From the Editor – Issue 44

One of the liveliest ongoing discussions in the Messianic Jewish world concerns the ordination of women as rabbis. Kesher has helped advance this discussion, most recently in our last issue (Kesher 43) with Paul Saal’s article “No Longer Male or Female? A Case for Leadership Equality for Women in the Messianic Jewish Synagogue.” In this issue, we continue with two papers originally presented (in slightly different forms) at a forum hosted last summer by the Theology Committee of the Union of Messianic Jewish Congregations.

Joshua Brumbach leads off with “Called to Lead: Women as Spiritual Leaders in Messianic Judaism,” reviewing the precedent for women in leadership in the Tanakh, the New Testament, apocryphal writings, and Christian tradition, before taking a more extended look at the question within Jewish thought and practice. He concludes by asking “what is holding us back” from welcoming women into all spiritual leadership roles, including ordination.

Shari Rubinstein, in “Should Women Be Ordained as Rabbis?” discusses “what is holding us back” in her own terms. She opens with a treatment of the Creation account that emphasizes complementary male-female roles, and goes on to counter some of Brumbach’s readings of Scripture, concluding that “Hashem did not charge women with becoming rabbis — spiritual leaders of congregations.” In “Messianic Jewish Perspectives on Women in Leadership,” doctoral student Elisa Norman places Brumbach and Rubinstein at different ends of a spectrum of views. This spectrum also includes a position based on “complementarity with egalitarian leanings,” and the idea that women’s ordination is possible within Messianic Judaism as a pioneering movement. Her analysis should help clarify and advance this dialogue.

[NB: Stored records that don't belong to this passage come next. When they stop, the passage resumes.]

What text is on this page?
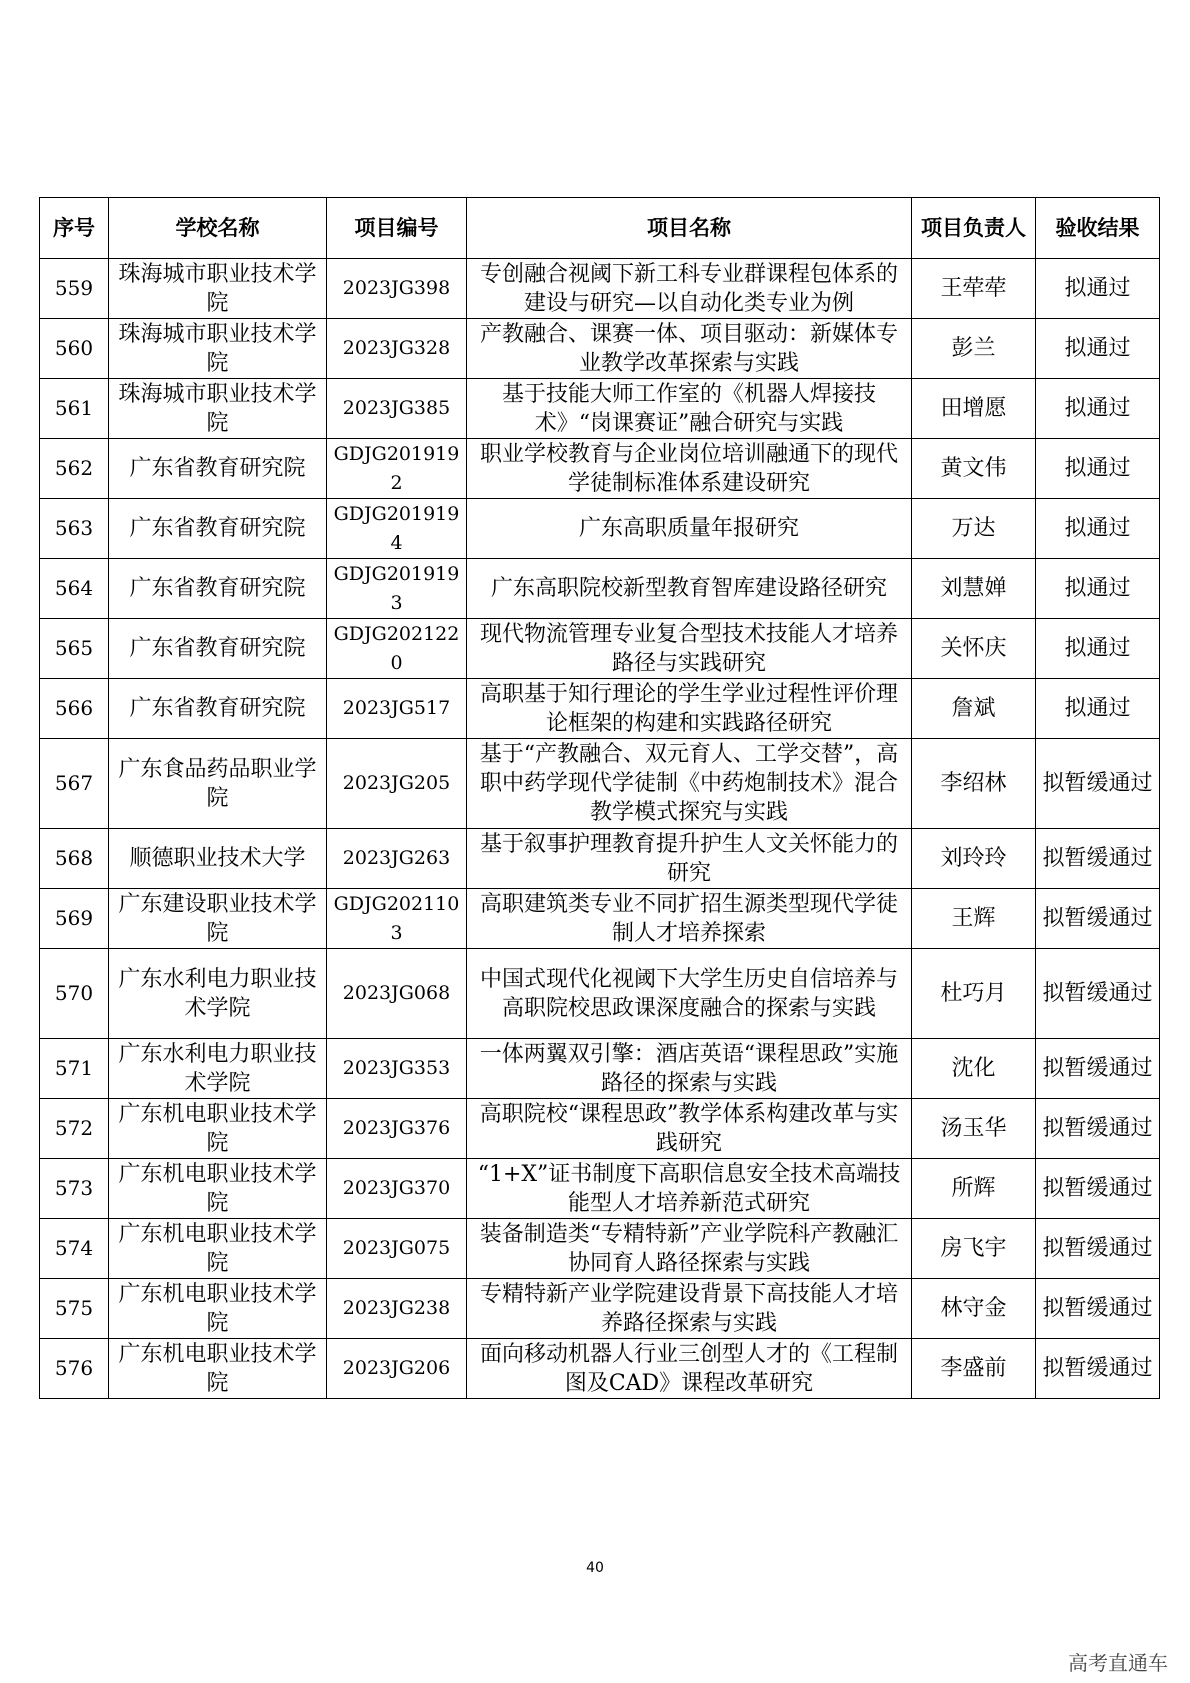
序号	学校名称	项目编号	项目名称	项目负责人	验收结果
559	珠海城市职业技术学院	2023JG398	专创融合视阈下新工科专业群课程包体系的建设与研究—以自动化类专业为例	王荦荦	拟通过
560	珠海城市职业技术学院	2023JG328	产教融合、课赛一体、项目驱动：新媒体专业教学改革探索与实践	彭兰	拟通过
561	珠海城市职业技术学院	2023JG385	基于技能大师工作室的《机器人焊接技术》“岗课赛证”融合研究与实践	田增愿	拟通过
562	广东省教育研究院	GDJG2019192	职业学校教育与企业岗位培训融通下的现代学徒制标准体系建设研究	黄文伟	拟通过
563	广东省教育研究院	GDJG2019194	广东高职质量年报研究	万达	拟通过
564	广东省教育研究院	GDJG2019193	广东高职院校新型教育智库建设路径研究	刘慧婵	拟通过
565	广东省教育研究院	GDJG2021220	现代物流管理专业复合型技术技能人才培养路径与实践研究	关怀庆	拟通过
566	广东省教育研究院	2023JG517	高职基于知行理论的学生学业过程性评价理论框架的构建和实践路径研究	詹斌	拟通过
567	广东食品药品职业学院	2023JG205	基于“产教融合、双元育人、工学交替”，高职中药学现代学徒制《中药炮制技术》混合教学模式探究与实践	李绍林	拟暂缓通过
568	顺德职业技术大学	2023JG263	基于叙事护理教育提升护生人文关怀能力的研究	刘玲玲	拟暂缓通过
569	广东建设职业技术学院	GDJG2021103	高职建筑类专业不同扩招生源类型现代学徒制人才培养探索	王辉	拟暂缓通过
570	广东水利电力职业技术学院	2023JG068	中国式现代化视阈下大学生历史自信培养与高职院校思政课深度融合的探索与实践	杜巧月	拟暂缓通过
571	广东水利电力职业技术学院	2023JG353	一体两翼双引擎：酒店英语“课程思政”实施路径的探索与实践	沈化	拟暂缓通过
572	广东机电职业技术学院	2023JG376	高职院校“课程思政”教学体系构建改革与实践研究	汤玉华	拟暂缓通过
573	广东机电职业技术学院	2023JG370	“1+X”证书制度下高职信息安全技术高端技能型人才培养新范式研究	所辉	拟暂缓通过
574	广东机电职业技术学院	2023JG075	装备制造类“专精特新”产业学院科产教融汇协同育人路径探索与实践	房飞宇	拟暂缓通过
575	广东机电职业技术学院	2023JG238	专精特新产业学院建设背景下高技能人才培养路径探索与实践	林守金	拟暂缓通过
576	广东机电职业技术学院	2023JG206	面向移动机器人行业三创型人才的《工程制图及CAD》课程改革研究	李盛前	拟暂缓通过
40
高考直通车
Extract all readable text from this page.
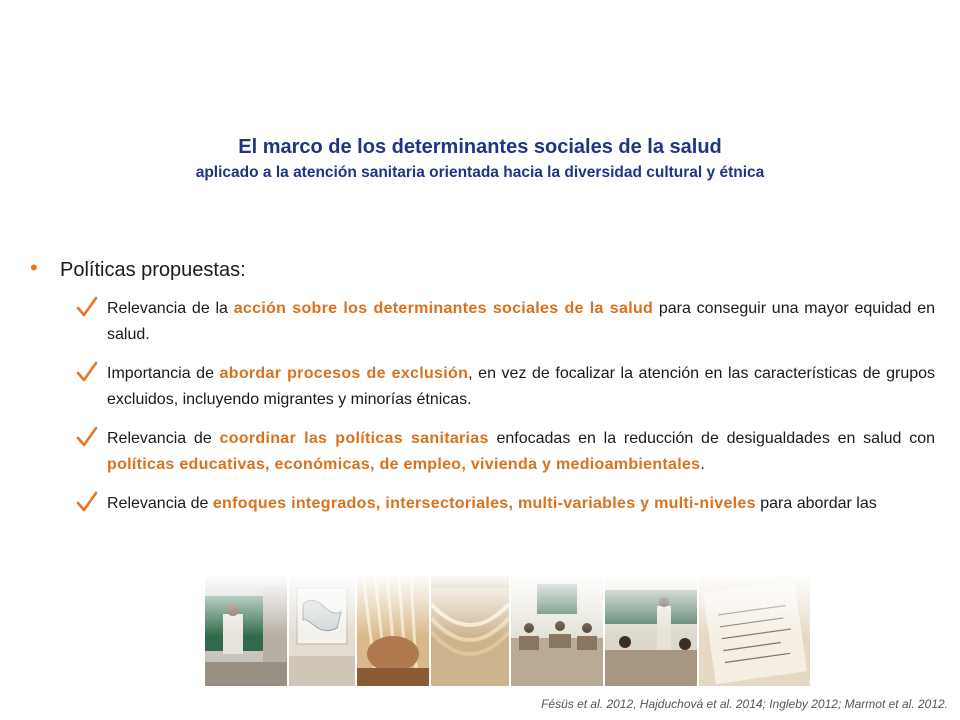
El marco de los determinantes sociales de la salud
aplicado a la atención sanitaria orientada hacia la diversidad cultural y étnica
• Políticas propuestas:
Relevancia de la acción sobre los determinantes sociales de la salud para conseguir una mayor equidad en salud.
Importancia de abordar procesos de exclusión, en vez de focalizar la atención en las características de grupos excluidos, incluyendo migrantes y minorías étnicas.
Relevancia de coordinar las políticas sanitarias enfocadas en la reducción de desigualdades en salud con políticas educativas, económicas, de empleo, vivienda y medioambientales.
Relevancia de enfoques integrados, intersectoriales, multi-variables y multi-niveles para abordar las
Fésüs et al. 2012, Hajduchová et al. 2014; Ingleby 2012; Marmot et al. 2012.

Another long-term discussion concerns the role of Gentiles within the Messianic Jewish community. Daniel Nessim sheds light on this issue in “Nascent Messianic Judaism and its Gentile Adherents According to the Didache,” an analysis of a second-century manual of Torah instruction developed by Jewish followers of Yeshua for Gentiles as well as Jews.

Three more articles round out Kesher 44: Doctoral student Karen Cheng provides an incisive and original treatment of the role of traditional liturgy in spiritual life in “The Siddur in the Formation of Messianic Jewish Identity and Communal Boundaries.” Veteran Messianic Jewish teacher and rabbi (and now doctoral student as well) Ben Volman contributes “A Prophetic Friendship: Abraham Joshua Heschel and Martin Luther King Jr.,” exploring a personal and spiritual alliance that is particularly inspiring in our day of ongoing racial misunderstanding. We conclude with my review of The Gospel of Mark by Amy-Jill Levine. It may be A Beginner’s Guide to the Good News as in its subtitle, but it reflects in-depth scholarship and a distinctive Jewish perspective on the earliest gospel that make it essential reading for Messianic Jewish students and teachers alike.

Thank you for your interest and support of Kesher as we continue to provide a vehicle for the ideas and perspectives shaping today’s Messianic Jewish community.